Dan apa yang saya ketik disini bukanlah bentuk kenyinyiran melihat fenomena orang-orang
yang hobinya menunduk. Bukan pula berbicara tentang dampak negatif gadget, smartphone, dsb, dilihat dari segi perubahan perilaku sosial. Hanya
saja, pernahkah anda berada dalam kondisi, situasi atau moment dimana anda menjadi satu-satunya orang tak ber-gadget, tak ber-smartphone, yang cuma bisa diam melongo kayak orang bego, ditengah
kumpulan atau bahkan kerumunan orang-orang sekitar yang TERTUNDUK sibuk dan asyik sendiri dengan gadget-nya masing-masing. Parahnya lagi kita saling kenal. Mungkin itu adalah moment tepat dimana kalimat-kalimat dalam meme yang ramai didunia maya bergumul didalam otak secara bersamaan.
#SakitnyaTuhDisini
#DisituKadangSayaMerasaSedih #AkuTuhGakBisaDiginiin #DaAkuMahApaAtuh.

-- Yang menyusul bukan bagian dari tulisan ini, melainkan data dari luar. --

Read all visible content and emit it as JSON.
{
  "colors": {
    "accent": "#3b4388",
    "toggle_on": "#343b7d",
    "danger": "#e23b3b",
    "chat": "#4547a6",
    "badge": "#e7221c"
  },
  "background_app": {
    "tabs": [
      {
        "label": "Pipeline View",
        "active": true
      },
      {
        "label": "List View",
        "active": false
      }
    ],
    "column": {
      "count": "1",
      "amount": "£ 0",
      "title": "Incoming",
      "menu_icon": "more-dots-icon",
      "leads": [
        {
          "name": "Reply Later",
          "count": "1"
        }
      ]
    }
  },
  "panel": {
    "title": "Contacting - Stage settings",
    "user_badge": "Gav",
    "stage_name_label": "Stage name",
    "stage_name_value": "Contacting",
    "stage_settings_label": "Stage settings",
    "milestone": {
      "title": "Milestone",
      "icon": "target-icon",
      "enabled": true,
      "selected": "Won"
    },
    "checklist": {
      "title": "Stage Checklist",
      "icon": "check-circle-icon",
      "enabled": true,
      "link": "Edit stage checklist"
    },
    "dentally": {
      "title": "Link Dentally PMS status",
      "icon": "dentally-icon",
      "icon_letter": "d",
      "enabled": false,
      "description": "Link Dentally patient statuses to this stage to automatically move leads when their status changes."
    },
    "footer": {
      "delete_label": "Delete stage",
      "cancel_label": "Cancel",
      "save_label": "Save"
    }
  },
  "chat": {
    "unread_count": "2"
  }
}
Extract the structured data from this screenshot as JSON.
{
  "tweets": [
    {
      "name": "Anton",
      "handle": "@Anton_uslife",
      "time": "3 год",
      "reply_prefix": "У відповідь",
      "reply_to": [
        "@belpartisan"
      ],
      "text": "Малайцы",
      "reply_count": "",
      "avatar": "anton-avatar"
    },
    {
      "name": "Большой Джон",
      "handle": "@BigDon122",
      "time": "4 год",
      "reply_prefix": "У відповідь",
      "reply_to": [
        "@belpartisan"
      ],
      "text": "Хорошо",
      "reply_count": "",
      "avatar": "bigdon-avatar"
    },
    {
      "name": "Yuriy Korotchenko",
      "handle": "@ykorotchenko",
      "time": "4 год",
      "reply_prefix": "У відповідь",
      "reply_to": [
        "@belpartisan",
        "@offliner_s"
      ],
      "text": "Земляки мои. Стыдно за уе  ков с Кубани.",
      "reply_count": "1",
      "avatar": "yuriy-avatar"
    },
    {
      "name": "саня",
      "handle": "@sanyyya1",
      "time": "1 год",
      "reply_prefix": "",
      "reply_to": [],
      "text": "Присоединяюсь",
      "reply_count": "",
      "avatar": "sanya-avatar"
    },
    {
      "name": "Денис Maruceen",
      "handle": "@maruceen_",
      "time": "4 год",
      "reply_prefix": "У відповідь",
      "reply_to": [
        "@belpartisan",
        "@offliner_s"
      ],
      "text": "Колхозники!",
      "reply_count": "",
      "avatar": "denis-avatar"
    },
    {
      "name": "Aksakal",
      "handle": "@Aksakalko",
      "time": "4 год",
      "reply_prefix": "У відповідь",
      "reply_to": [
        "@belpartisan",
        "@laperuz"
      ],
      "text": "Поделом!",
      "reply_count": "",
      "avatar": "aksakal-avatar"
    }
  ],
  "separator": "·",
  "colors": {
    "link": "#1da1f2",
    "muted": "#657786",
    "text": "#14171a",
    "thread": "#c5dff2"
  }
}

Tapi #AkuRapopo, karena #GueMahGituOrangnya. LOL.
Jadi pernahkah anda
mengalaminya? Seberapa seringkah? Bagaimana perasaannya? Atau justru tidak
pernah sama sekali? Karena memang andalah golongan orang yang menunduk itu.
2 comments
ya bener sih merasa masuk generasi menunduk gitu..
saya mah ga bisa diginin
hilang momen kebersamaan
entah kemana sosialisasi
@Bryan Cho:
Fenomema ini emang udah lumrah bgt di kalangan kita, lagipula orang2 hampir semua punya smartphone. Toh, itu jg bisa disebut sbg kebutuhan utk zaman skrg. Ya, pd intinya, bagaimana kita menggunakannya secara bijak.